Un bémol: pourquoi "menaçante", en parlant de la croix du Cardinal? Si on commence à entrer dans ce champ lexical, on ouvre un beau bazar de contre-arguments. Qui, historiquement, est venu en Afrique du Nord (et ailleurs) menacer les Juifs, les Chrétiens, jusqu'à les remplacer et les "tolérer", si ce ne sont les Arabes musulmans? Qui, aujourd'hui, fait de Ste Sophie une mosquée,en Turquie. Qui massacre allègrement les Chrétiens d'Orient? Qui menace qui? 

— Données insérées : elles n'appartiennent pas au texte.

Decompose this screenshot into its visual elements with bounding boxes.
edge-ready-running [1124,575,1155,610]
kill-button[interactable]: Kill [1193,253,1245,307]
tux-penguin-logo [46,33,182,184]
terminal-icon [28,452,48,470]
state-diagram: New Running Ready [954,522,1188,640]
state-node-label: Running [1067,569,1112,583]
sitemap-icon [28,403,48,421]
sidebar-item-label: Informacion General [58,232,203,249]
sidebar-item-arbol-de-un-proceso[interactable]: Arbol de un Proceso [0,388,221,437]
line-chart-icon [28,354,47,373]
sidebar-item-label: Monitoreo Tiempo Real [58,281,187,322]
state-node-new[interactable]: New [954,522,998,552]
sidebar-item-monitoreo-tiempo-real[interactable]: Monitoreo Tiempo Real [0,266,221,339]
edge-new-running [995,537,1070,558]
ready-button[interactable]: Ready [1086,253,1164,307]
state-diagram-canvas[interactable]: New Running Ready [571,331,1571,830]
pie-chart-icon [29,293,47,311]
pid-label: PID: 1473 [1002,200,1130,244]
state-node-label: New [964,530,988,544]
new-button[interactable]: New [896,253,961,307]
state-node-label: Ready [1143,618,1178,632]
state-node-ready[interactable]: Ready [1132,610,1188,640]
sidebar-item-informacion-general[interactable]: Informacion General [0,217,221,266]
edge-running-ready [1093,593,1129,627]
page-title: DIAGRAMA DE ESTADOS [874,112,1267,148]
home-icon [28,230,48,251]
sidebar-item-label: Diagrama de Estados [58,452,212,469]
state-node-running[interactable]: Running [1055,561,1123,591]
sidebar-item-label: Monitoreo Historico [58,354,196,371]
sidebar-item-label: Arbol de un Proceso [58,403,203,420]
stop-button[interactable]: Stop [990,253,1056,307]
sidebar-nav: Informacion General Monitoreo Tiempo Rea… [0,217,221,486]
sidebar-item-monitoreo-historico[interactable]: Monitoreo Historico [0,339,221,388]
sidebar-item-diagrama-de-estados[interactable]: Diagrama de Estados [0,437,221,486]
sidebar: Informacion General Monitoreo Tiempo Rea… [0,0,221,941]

Au fait, rappel historique et autre (gros) bémol: c'est la Tunisie sous domination ottomane qui a demandé à la France (plutôt qu'à l'Italie beaucoup plus présente à l'époque) de la "protéger". Vieil héritage, en Droit international, de la "proxénie" qui régissait les relations entre cités grecques...Coup de génie tunisien d'ailleurs de court-cicuiter les Italiens, qui ne le digérèrent jamais (Mussolini terminait ses discours en criant: Tunisia...et la foule répondait: A noi!). 

Oui, ne pas renoncer à la mémoire. Toute la mémoire.